Um what do you think she’s into? That matters, IMO. But understandable if you don’t want to talk about it.

I’d say consider also, if you find the bad news you think you might, that your having snooped will not help your appearance when you confront her. You’ll be giving her ammunition, because whatever you say she can object that you’ve been distrustful and have gained this knowledge unfairly. It’d be like getting evidence for court that isn’t admissible because it wasn’t properly collected.

gooch's avatar

Snoop and fix it if you can. As a parent it is our job to protect your kids not be a friend.

Cardinal's avatar

She is 17.5 and it may be substance abuse. I don’t know how to snoop, short of stealing her laptop and finding a professional hacker…..or maybe a middle school kid, who could probably get into the system.

sjg102379's avatar

If you think that your daughter is abusing substances, by all means, get her help. You don’t need her emails to do that. All you have to do is say “I am your parent. I think you have a problem. Therefore, I am sending you to a therapist to help you with this problem.” She may scream, cry, and deny it, but maybe she’ll use her time with a professional to her benefit. If she is not willing to do anything about her problem, all the proof in the world isn’t going to help.

sndfreQ's avatar

As a parent of a legal minor, you are her legal guardian; while I’m not a legal expert, I am a parent and believe that as long as your child is still a minor, you have a legal right to access anything of hers (she has no privacy under you).

This concept may seem impersonal, but if she is committing criminal acts with her computer (i.e. making illicit drug deals, etc.) using her computer, she is in fact committing criminal offenses on her computer (your computer if you purchased it for her), and if she’s using your comcast account (if you are the named owner of the account)-that would be cause enough to investigate imho. Esp. if you know that this is happening and you are not doing anything about it, you may be on the hook for [aiding] her?...but again, not a lawyer, (feel free to correct me on that one hoss et al…)

Now as for the Comcast account, who is paying the bill on that? If it’s you who gets the statement, you can easily contact their customer care and they should be able to provide you with username/password information for all email accounts (or allow you to reset them at least).

Now if you wanted to go the more underground route there is a LOT of surveillance software out there, one that I heard of recently on radio that suspicious mates use to spy on their significant others is called sentinel

also, PC Sentinel is another competing product.

gailcalled's avatar

Putting the technical and legal issues aside (altho sndfrq raises some very valid and important issues and info), it is your obligation, out of love, to intervene, even if it is only a suspicion. Kids are clever and she may try to divert you by asking,” How did you find out, Dad?” Ignore that; the only issue is her health, safety and long-term abilitity to cope.

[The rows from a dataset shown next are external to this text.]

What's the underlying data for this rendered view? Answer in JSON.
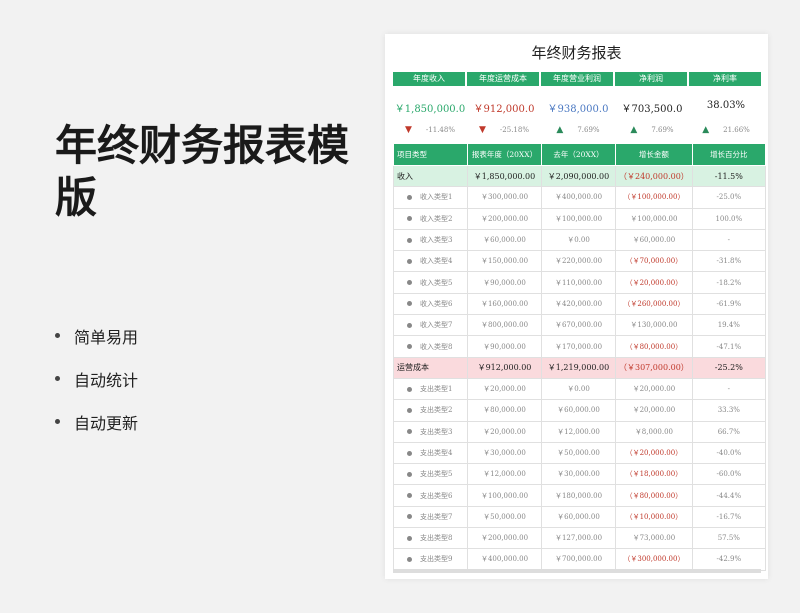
{
  "promo": {
    "title": "年终财务报表模版",
    "bullets": [
      "简单易用",
      "自动统计",
      "自动更新"
    ]
  },
  "sheet": {
    "title": "年终财务报表",
    "kpis": [
      {
        "label": "年度收入",
        "value": "￥1,850,000.0",
        "trend": "-11.48%",
        "dir": "down",
        "color": "#2aa86b"
      },
      {
        "label": "年度运营成本",
        "value": "￥912,000.0",
        "trend": "-25.18%",
        "dir": "down",
        "color": "#c0392b"
      },
      {
        "label": "年度营业利润",
        "value": "￥938,000.0",
        "trend": "7.69%",
        "dir": "up",
        "color": "#4a78c2"
      },
      {
        "label": "净利润",
        "value": "￥703,500.0",
        "trend": "7.69%",
        "dir": "up",
        "color": "#222222"
      },
      {
        "label": "净利率",
        "value": "38.03%",
        "trend": "21.66%",
        "dir": "up",
        "color": "#222222"
      }
    ],
    "columns": [
      "项目类型",
      "报表年度（20XX）",
      "去年（20XX）",
      "增长金额",
      "增长百分比"
    ],
    "rows": [
      {
        "kind": "sum-in",
        "name": "收入",
        "a": "￥1,850,000.00",
        "b": "￥2,090,000.00",
        "c": "（￥240,000.00）",
        "d": "-11.5%",
        "neg": true
      },
      {
        "kind": "item",
        "name": "收入类型1",
        "a": "￥300,000.00",
        "b": "￥400,000.00",
        "c": "（￥100,000.00）",
        "d": "-25.0%",
        "neg": true
      },
      {
        "kind": "item",
        "name": "收入类型2",
        "a": "￥200,000.00",
        "b": "￥100,000.00",
        "c": "￥100,000.00",
        "d": "100.0%",
        "neg": false
      },
      {
        "kind": "item",
        "name": "收入类型3",
        "a": "￥60,000.00",
        "b": "￥0.00",
        "c": "￥60,000.00",
        "d": "-",
        "neg": false
      },
      {
        "kind": "item",
        "name": "收入类型4",
        "a": "￥150,000.00",
        "b": "￥220,000.00",
        "c": "（￥70,000.00）",
        "d": "-31.8%",
        "neg": true
      },
      {
        "kind": "item",
        "name": "收入类型5",
        "a": "￥90,000.00",
        "b": "￥110,000.00",
        "c": "（￥20,000.00）",
        "d": "-18.2%",
        "neg": true
      },
      {
        "kind": "item",
        "name": "收入类型6",
        "a": "￥160,000.00",
        "b": "￥420,000.00",
        "c": "（￥260,000.00）",
        "d": "-61.9%",
        "neg": true
      },
      {
        "kind": "item",
        "name": "收入类型7",
        "a": "￥800,000.00",
        "b": "￥670,000.00",
        "c": "￥130,000.00",
        "d": "19.4%",
        "neg": false
      },
      {
        "kind": "item",
        "name": "收入类型8",
        "a": "￥90,000.00",
        "b": "￥170,000.00",
        "c": "（￥80,000.00）",
        "d": "-47.1%",
        "neg": true
      },
      {
        "kind": "sum-cost",
        "name": "运营成本",
        "a": "￥912,000.00",
        "b": "￥1,219,000.00",
        "c": "（￥307,000.00）",
        "d": "-25.2%",
        "neg": true
      },
      {
        "kind": "item",
        "name": "支出类型1",
        "a": "￥20,000.00",
        "b": "￥0.00",
        "c": "￥20,000.00",
        "d": "-",
        "neg": false
      },
      {
        "kind": "item",
        "name": "支出类型2",
        "a": "￥80,000.00",
        "b": "￥60,000.00",
        "c": "￥20,000.00",
        "d": "33.3%",
        "neg": false
      },
      {
        "kind": "item",
        "name": "支出类型3",
        "a": "￥20,000.00",
        "b": "￥12,000.00",
        "c": "￥8,000.00",
        "d": "66.7%",
        "neg": false
      },
      {
        "kind": "item",
        "name": "支出类型4",
        "a": "￥30,000.00",
        "b": "￥50,000.00",
        "c": "（￥20,000.00）",
        "d": "-40.0%",
        "neg": true
      },
      {
        "kind": "item",
        "name": "支出类型5",
        "a": "￥12,000.00",
        "b": "￥30,000.00",
        "c": "（￥18,000.00）",
        "d": "-60.0%",
        "neg": true
      },
      {
        "kind": "item",
        "name": "支出类型6",
        "a": "￥100,000.00",
        "b": "￥180,000.00",
        "c": "（￥80,000.00）",
        "d": "-44.4%",
        "neg": true
      },
      {
        "kind": "item",
        "name": "支出类型7",
        "a": "￥50,000.00",
        "b": "￥60,000.00",
        "c": "（￥10,000.00）",
        "d": "-16.7%",
        "neg": true
      },
      {
        "kind": "item",
        "name": "支出类型8",
        "a": "￥200,000.00",
        "b": "￥127,000.00",
        "c": "￥73,000.00",
        "d": "57.5%",
        "neg": false
      },
      {
        "kind": "item",
        "name": "支出类型9",
        "a": "￥400,000.00",
        "b": "￥700,000.00",
        "c": "（￥300,000.00）",
        "d": "-42.9%",
        "neg": true
      }
    ]
  }
}
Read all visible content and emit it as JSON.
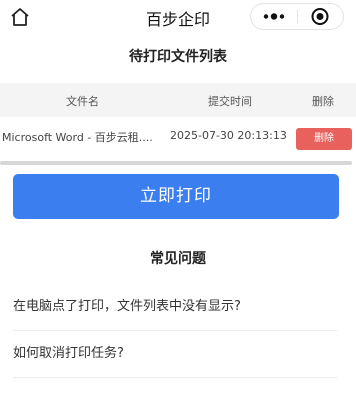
{
  "app": {
    "title": "百步企印"
  },
  "icons": {
    "home": "home-icon",
    "more": "more-dots-icon",
    "close": "close-target-icon"
  },
  "file_list": {
    "title": "待打印文件列表",
    "columns": [
      "文件名",
      "提交时间",
      "删除"
    ],
    "rows": [
      {
        "name": "Microsoft Word - 百步云租....",
        "time": "2025-07-30 20:13:13",
        "action": "删除"
      }
    ]
  },
  "print": {
    "label": "立即打印",
    "color": "#3b7ef0"
  },
  "delete_color": "#e8615c",
  "faq": {
    "title": "常见问题",
    "items": [
      "在电脑点了打印，文件列表中没有显示?",
      "如何取消打印任务?"
    ]
  }
}
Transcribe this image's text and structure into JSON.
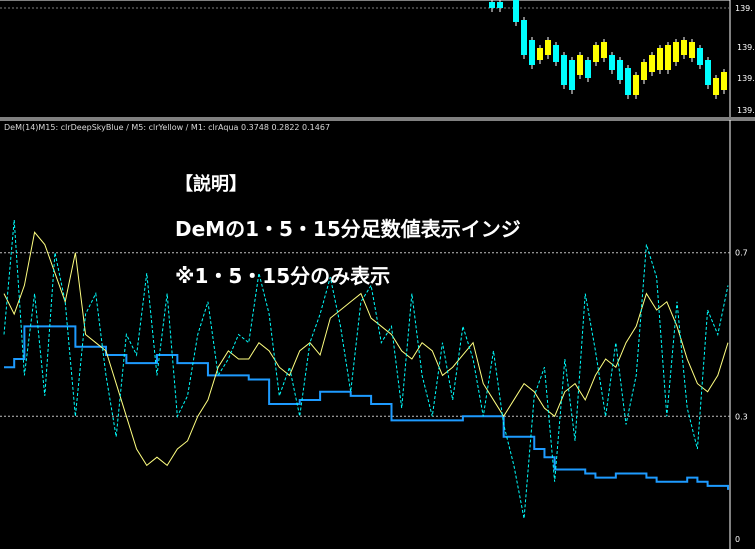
{
  "price_pane": {
    "axis_labels": [
      "139.",
      "139.",
      "139.",
      "139."
    ],
    "colors": {
      "bull": "#ffff00",
      "bear": "#00ffff",
      "frame": "#ffffff"
    }
  },
  "indicator_pane": {
    "header": "DeM(14)M15: clrDeepSkyBlue / M5: clrYellow / M1: clrAqua 0.3748 0.2822 0.1467",
    "levels": {
      "upper": "0.7",
      "lower": "0.3",
      "bottom": "0"
    },
    "overlay": {
      "title": "【説明】",
      "line1": "DeMの1・5・15分足数値表示インジ",
      "line2": "※1・5・15分のみ表示"
    },
    "colors": {
      "m15": "#1e9bff",
      "m5": "#ffff80",
      "m1": "#00ffff",
      "level": "#c0c0c0"
    }
  },
  "chart_data": {
    "type": "line",
    "ylim": [
      0,
      1
    ],
    "levels": [
      0.3,
      0.7
    ],
    "series": [
      {
        "name": "M15",
        "color": "#1e9bff",
        "values": [
          0.42,
          0.44,
          0.52,
          0.52,
          0.52,
          0.52,
          0.52,
          0.47,
          0.47,
          0.47,
          0.45,
          0.45,
          0.43,
          0.43,
          0.43,
          0.45,
          0.45,
          0.43,
          0.43,
          0.43,
          0.4,
          0.4,
          0.4,
          0.4,
          0.39,
          0.39,
          0.33,
          0.33,
          0.33,
          0.34,
          0.34,
          0.36,
          0.36,
          0.36,
          0.35,
          0.35,
          0.33,
          0.33,
          0.29,
          0.29,
          0.29,
          0.29,
          0.29,
          0.29,
          0.29,
          0.3,
          0.3,
          0.3,
          0.3,
          0.25,
          0.25,
          0.25,
          0.22,
          0.2,
          0.17,
          0.17,
          0.17,
          0.16,
          0.15,
          0.15,
          0.16,
          0.16,
          0.16,
          0.15,
          0.14,
          0.14,
          0.14,
          0.15,
          0.14,
          0.13,
          0.13,
          0.12
        ]
      },
      {
        "name": "M5",
        "color": "#ffff80",
        "values": [
          0.6,
          0.55,
          0.62,
          0.75,
          0.72,
          0.65,
          0.58,
          0.7,
          0.5,
          0.48,
          0.46,
          0.38,
          0.3,
          0.22,
          0.18,
          0.2,
          0.18,
          0.22,
          0.24,
          0.3,
          0.34,
          0.42,
          0.46,
          0.44,
          0.44,
          0.48,
          0.46,
          0.42,
          0.4,
          0.46,
          0.48,
          0.45,
          0.54,
          0.56,
          0.58,
          0.6,
          0.54,
          0.52,
          0.5,
          0.46,
          0.44,
          0.48,
          0.46,
          0.4,
          0.42,
          0.45,
          0.48,
          0.38,
          0.34,
          0.3,
          0.34,
          0.38,
          0.36,
          0.32,
          0.3,
          0.36,
          0.38,
          0.34,
          0.4,
          0.44,
          0.42,
          0.48,
          0.52,
          0.6,
          0.56,
          0.58,
          0.52,
          0.44,
          0.38,
          0.36,
          0.4,
          0.48
        ]
      },
      {
        "name": "M1",
        "color": "#00ffff",
        "values": [
          0.5,
          0.78,
          0.4,
          0.6,
          0.35,
          0.7,
          0.58,
          0.3,
          0.55,
          0.6,
          0.4,
          0.25,
          0.5,
          0.45,
          0.65,
          0.4,
          0.6,
          0.3,
          0.35,
          0.5,
          0.58,
          0.4,
          0.44,
          0.5,
          0.48,
          0.65,
          0.55,
          0.35,
          0.42,
          0.3,
          0.48,
          0.55,
          0.64,
          0.52,
          0.36,
          0.58,
          0.62,
          0.48,
          0.52,
          0.32,
          0.6,
          0.4,
          0.3,
          0.48,
          0.34,
          0.52,
          0.44,
          0.3,
          0.46,
          0.28,
          0.18,
          0.05,
          0.35,
          0.42,
          0.14,
          0.44,
          0.24,
          0.6,
          0.46,
          0.3,
          0.48,
          0.28,
          0.4,
          0.72,
          0.64,
          0.3,
          0.58,
          0.32,
          0.22,
          0.56,
          0.5,
          0.62
        ]
      }
    ]
  }
}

I had a step-son who did crack cocaine and alcohol for 10 years. His real family skirted the issue until intervention was imperative, when he was in his early 20’s. This kid, now 43, lost 10 years of socialization and education.. He says today, now that his life is back in order, that he wishes everyone had moved in on him earlier. It took two rounds of rehab.

ideabrian's avatar

Imagine how you’d have wanted to be treated if in 10 years, you were going to look back and realize that you really wanted somebody stronger to step in and help. The worst is that at that age (17.5), we think we know sooo much.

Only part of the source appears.